Overcoming the Problem of Multiple Dependencies in China
date: 2021-10-25 Fangming Chen Read by:

    For the sake of cost and the broadest protection scope, European applicants generally file an application in which a multiple dependent claim depends on another multiple dependent claim, as allowed by the European Patent Office. 

    However, when a PCT application based on a European application enters China or when an application claiming priority of a European application enters China through the Paris Convention, one of the primary formality issues that an applicant often encounters is claims being objected to as multi-dependent claims, in which multiple dependent claims refer back to multiple dependent claims. 
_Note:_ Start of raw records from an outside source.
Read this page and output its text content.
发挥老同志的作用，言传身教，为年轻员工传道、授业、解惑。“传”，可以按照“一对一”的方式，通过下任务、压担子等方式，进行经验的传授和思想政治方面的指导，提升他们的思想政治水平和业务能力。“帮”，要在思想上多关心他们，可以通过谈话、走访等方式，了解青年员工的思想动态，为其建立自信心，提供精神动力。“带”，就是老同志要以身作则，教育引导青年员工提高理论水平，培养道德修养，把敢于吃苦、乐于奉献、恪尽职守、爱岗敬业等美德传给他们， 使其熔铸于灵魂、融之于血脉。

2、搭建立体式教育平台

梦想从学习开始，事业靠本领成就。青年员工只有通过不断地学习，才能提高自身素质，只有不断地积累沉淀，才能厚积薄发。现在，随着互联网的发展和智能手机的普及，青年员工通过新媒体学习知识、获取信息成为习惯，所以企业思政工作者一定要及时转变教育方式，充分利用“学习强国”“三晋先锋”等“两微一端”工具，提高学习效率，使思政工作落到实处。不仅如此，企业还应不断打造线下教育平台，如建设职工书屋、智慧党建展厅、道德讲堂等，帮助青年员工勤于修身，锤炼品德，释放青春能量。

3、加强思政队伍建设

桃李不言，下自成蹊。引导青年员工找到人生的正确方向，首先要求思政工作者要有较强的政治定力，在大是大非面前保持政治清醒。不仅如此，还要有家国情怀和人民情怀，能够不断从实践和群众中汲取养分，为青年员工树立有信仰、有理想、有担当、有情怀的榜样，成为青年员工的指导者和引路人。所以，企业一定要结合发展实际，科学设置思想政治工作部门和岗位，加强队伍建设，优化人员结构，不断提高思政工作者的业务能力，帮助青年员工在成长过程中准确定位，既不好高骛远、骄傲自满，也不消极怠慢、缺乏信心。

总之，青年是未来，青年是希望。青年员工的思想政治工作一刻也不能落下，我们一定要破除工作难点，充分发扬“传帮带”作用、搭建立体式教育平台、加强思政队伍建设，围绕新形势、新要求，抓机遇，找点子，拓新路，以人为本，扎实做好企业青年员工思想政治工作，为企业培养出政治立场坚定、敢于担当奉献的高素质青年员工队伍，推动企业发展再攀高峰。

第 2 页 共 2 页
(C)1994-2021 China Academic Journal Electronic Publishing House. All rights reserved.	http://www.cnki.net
    Usually, similar to what is required for applications in the USA, the CNIPA in China will allow a dependent claim to refer back in the alternative to more than one preceding dependent claim, but such a multiple dependent claim referring back to another multiple dependent claim is not allowed. 

    In such cases, the applicant will be required to adapt or rewrite the dependencies of the claims before filing the application in China or in response to the objections raised in the Office Action. To avoid the aforementioned formality issue during the examination, we generally prompt the applicant or our clients to make proper adaptations to the claims prior to the application, so as to allow for the whole process to be expedited. 

    To be specific, a straightforward way is to rewrite all the concerned dependent claims so that they solely refer back to the independent claim. If there is a dependent claim referring back to any of the preceding claims, for example, when adapting the claim, the dependency may be rewritten so that it refers back to claim 1 or an independent claim only. 

    Nevertheless, if the intention of the applicant or client is to preserve the scope of the dependent claims in a better way, there is currently a different practice in tackling the same issue by adding new dependent claims. In doing so, any dependent claim that refers back to another multiple dependent claim will be divided into two dependent claims, with one referring back solely to an independent claim to have the broadest scope, while the other refers back to a dependent claim that was referred to and has the narrowest scope. By illustration, considering a dependent claim depending on any of claims 1 to 3, when adapting the dependency, the concerned claim may be amended so that it refers back to claim 1, and at the same time, a new dependent claim that refers back to claim 3 may be added. 

    For a cost-efficient application, straightforward adaptations always seem to be the better choice. On the other hand, applicants may still keep their intentions while overcoming the issues by adopting the alternative procedure.